Criteria for referral to public hospital specialist clinic services
- Palpitations with any of the following:
- abnormal electrocardiogram (ECG)
- abnormal echocardiogram
- other cardiac disease
- functional impact of symptoms on daily activities including impact on work, study, or carer role
- family history of sudden cardiac death or structural heart disease.
Information to be included in the referral
Information that must be provided
- Details of all relevant signs and symptoms including the duration and frequency of the episodes of palpitations
- Current and previous 12 lead electrocardiogram (ECG) tracings, particularly those during the episodes of palpitations
- Current and complete medication history (including non-prescription medicines, herbs and supplements)

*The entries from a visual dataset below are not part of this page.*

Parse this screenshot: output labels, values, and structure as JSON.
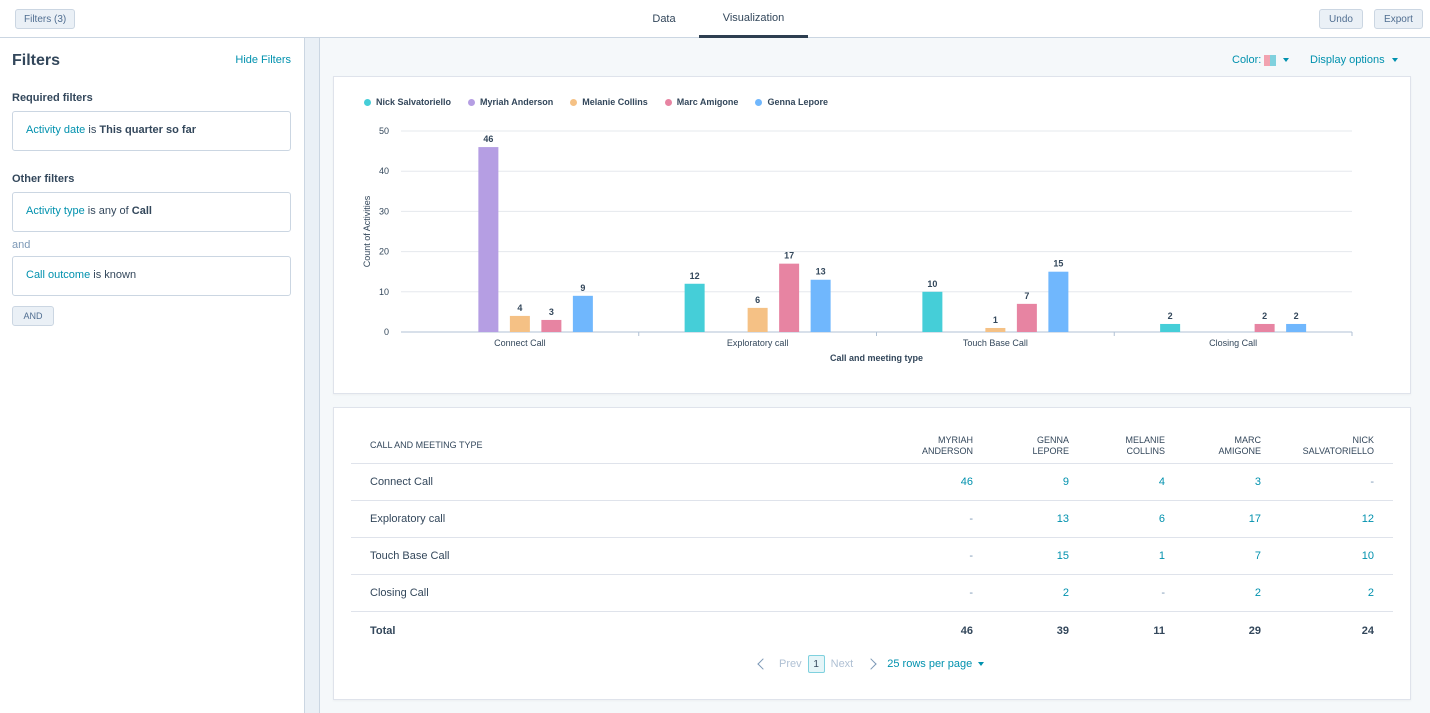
{
  "topbar": {
    "filters_button": "Filters (3)",
    "tabs": [
      {
        "label": "Data"
      },
      {
        "label": "Visualization"
      }
    ],
    "undo_label": "Undo",
    "export_label": "Export"
  },
  "filters_panel": {
    "title": "Filters",
    "hide_label": "Hide Filters",
    "required_label": "Required filters",
    "required": {
      "field": "Activity date",
      "op": "is",
      "value": "This quarter so far"
    },
    "other_label": "Other filters",
    "other": [
      {
        "field": "Activity type",
        "op": "is any of",
        "value": "Call"
      },
      {
        "field": "Call outcome",
        "op": "is known",
        "value": ""
      }
    ],
    "and_text": "and",
    "and_button": "AND"
  },
  "toolbar": {
    "color_label": "Color:",
    "display_options": "Display options"
  },
  "colors": {
    "Nick Salvatoriello": "#45ced8",
    "Myriah Anderson": "#b59ee3",
    "Melanie Collins": "#f5c185",
    "Marc Amigone": "#e784a2",
    "Genna Lepore": "#70b7fd"
  },
  "chart_data": {
    "type": "bar",
    "categories": [
      "Connect Call",
      "Exploratory call",
      "Touch Base Call",
      "Closing Call"
    ],
    "series": [
      {
        "name": "Nick Salvatoriello",
        "values": [
          null,
          12,
          10,
          2
        ]
      },
      {
        "name": "Myriah Anderson",
        "values": [
          46,
          null,
          null,
          null
        ]
      },
      {
        "name": "Melanie Collins",
        "values": [
          4,
          6,
          1,
          null
        ]
      },
      {
        "name": "Marc Amigone",
        "values": [
          3,
          17,
          7,
          2
        ]
      },
      {
        "name": "Genna Lepore",
        "values": [
          9,
          13,
          15,
          2
        ]
      }
    ],
    "xlabel": "Call and meeting type",
    "ylabel": "Count of Activities",
    "ylim": [
      0,
      50
    ],
    "yticks": [
      0,
      10,
      20,
      30,
      40,
      50
    ],
    "grid": true,
    "legend": "top-left"
  },
  "table": {
    "columns": [
      "CALL AND MEETING TYPE",
      "MYRIAH ANDERSON",
      "GENNA LEPORE",
      "MELANIE COLLINS",
      "MARC AMIGONE",
      "NICK SALVATORIELLO"
    ],
    "column_lines": [
      [
        "CALL AND MEETING TYPE"
      ],
      [
        "MYRIAH",
        "ANDERSON"
      ],
      [
        "GENNA",
        "LEPORE"
      ],
      [
        "MELANIE",
        "COLLINS"
      ],
      [
        "MARC",
        "AMIGONE"
      ],
      [
        "NICK",
        "SALVATORIELLO"
      ]
    ],
    "rows": [
      {
        "type": "Connect Call",
        "values": [
          "46",
          "9",
          "4",
          "3",
          "-"
        ]
      },
      {
        "type": "Exploratory call",
        "values": [
          "-",
          "13",
          "6",
          "17",
          "12"
        ]
      },
      {
        "type": "Touch Base Call",
        "values": [
          "-",
          "15",
          "1",
          "7",
          "10"
        ]
      },
      {
        "type": "Closing Call",
        "values": [
          "-",
          "2",
          "-",
          "2",
          "2"
        ]
      }
    ],
    "total": {
      "label": "Total",
      "values": [
        "46",
        "39",
        "11",
        "29",
        "24"
      ]
    }
  },
  "pagination": {
    "prev": "Prev",
    "page": "1",
    "next": "Next",
    "rows_per_page": "25 rows per page"
  }
}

- History of underlying cardiac disease
- Any family history of sudden cardiac death
- Urea and electrolyte results
- Liver function tests
- Thyroid stimulating hormone (TSH) level.
Provide if available
- Details of previous hospital admissions or presentations to emergency department for palpitations
- Holter monitor report
- Echocardiogram report
- If the person identifies as an Aboriginal and/or Torres Strait Islander
- If symptoms are thought to be linked to probable or confirmed SARS CoV-2 (COVID-19) infection or Long COVID.
Additional comments
The Summary and referral information lists the information that should be included in a referral request.
The referral should note if the request is for a second or subsequent opinion as requests for a second opinion will usually not be accepted.
Note: there are also cardiology statewide referral criteria for Atrial fibrillation.
Where appropriate and available the referral may be directed to an alternative specialist clinic or service.
Referral to a public hospital is not appropriate for
- Patients with palpitations < 10 minutes duration without any other cardiac symptoms
- Patients with sinus arrhythmia
- Patients that are already under the care of a cardiologist.